La monarquía no se percató, o al menos no lo suficientemente rápido, de la importancia que adquiría el concepto de lo que hoy conocemos como «opinión pública», que triunfa en el siglo XVIII y que servirá a los ilustrados como arma en contra del Antiguo Régimen. Lo que daba prestigio a los parlamentos, ante los ojos de la opinión, era la facultad que tenían los magistrados de emitir su parecer sobre la política del rey. Sin embargo, era necesario atacar los privilegios abusivos de los parlamentarios, aunque hubiera sido preciso, ya que los Estados Generales no se reunían desde hacía lustros (exactamente desde 1614), crear instancias de concertación con el país. Se hicieron intentos: bajo Luis XV se reunió una asamblea provincial en el Boulonnais; bajo Luis XVI se realizó la misma experiencia en el Berry, luego en la alta Guyena. Pero estas medidas llegaban demasiado tarde.

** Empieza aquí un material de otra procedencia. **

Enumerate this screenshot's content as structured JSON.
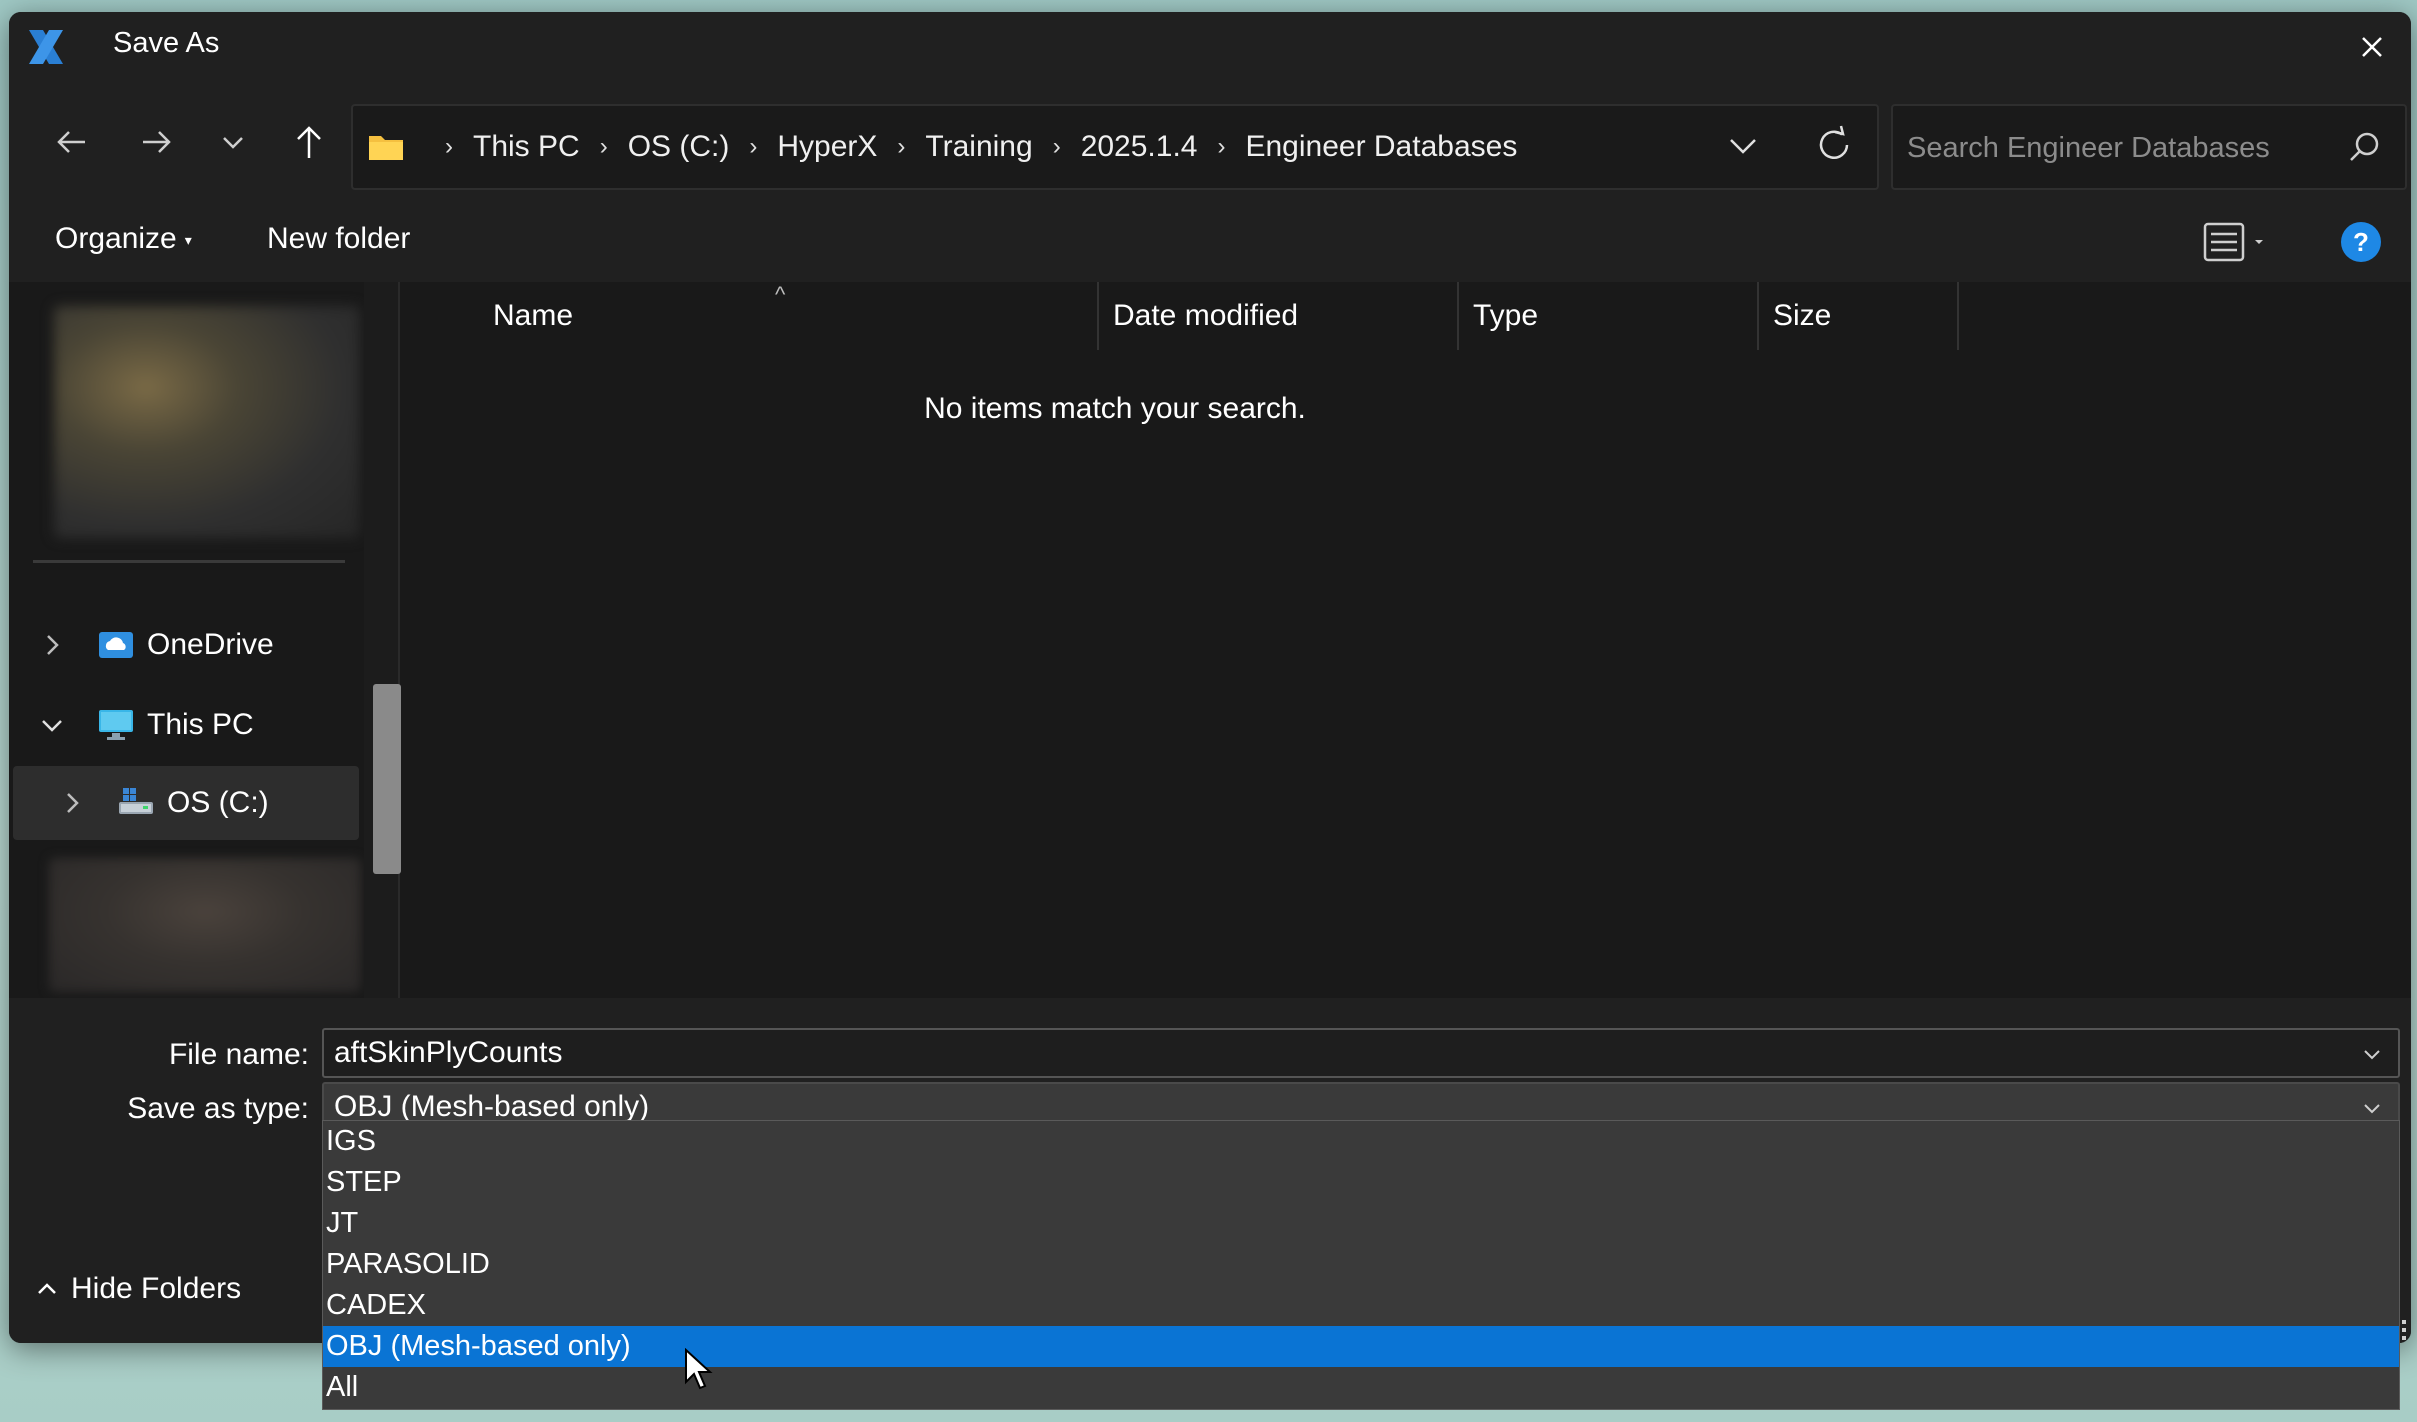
{
  "window": {
    "title": "Save As",
    "accent": "#0a74d4"
  },
  "address": {
    "crumbs": [
      "This PC",
      "OS (C:)",
      "HyperX",
      "Training",
      "2025.1.4",
      "Engineer Databases"
    ]
  },
  "search": {
    "placeholder": "Search Engineer Databases"
  },
  "toolbar": {
    "organize_label": "Organize",
    "new_folder_label": "New folder"
  },
  "nav_pane": {
    "items": [
      {
        "label": "OneDrive",
        "icon": "onedrive-cloud-icon",
        "expanded": false
      },
      {
        "label": "This PC",
        "icon": "monitor-icon",
        "expanded": true
      },
      {
        "label": "OS (C:)",
        "icon": "drive-icon",
        "expanded": false,
        "selected": true
      }
    ]
  },
  "columns": [
    "Name",
    "Date modified",
    "Type",
    "Size"
  ],
  "empty_message": "No items match your search.",
  "form": {
    "file_name_label": "File name:",
    "file_name_value": "aftSkinPlyCounts",
    "save_type_label": "Save as type:",
    "save_type_value": "OBJ (Mesh-based only)"
  },
  "dropdown": {
    "options": [
      "IGS",
      "STEP",
      "JT",
      "PARASOLID",
      "CADEX",
      "OBJ (Mesh-based only)",
      "All"
    ],
    "selected_index": 5
  },
  "hide_folders_label": "Hide Folders"
}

La monarquía esbozó el Estado moderno, pero no terminó de diseñarlo: eso se hará en contra de ella. Si las reformas reales no se llevaron a buen término fue a causa de los escrúpulos que el régimen tenía en trastocar la sociedad. Luis XVI no fue derrocado por ser un tirano, sino porque era tímido y porque el Antiguo Régimen era respetuoso con el derecho.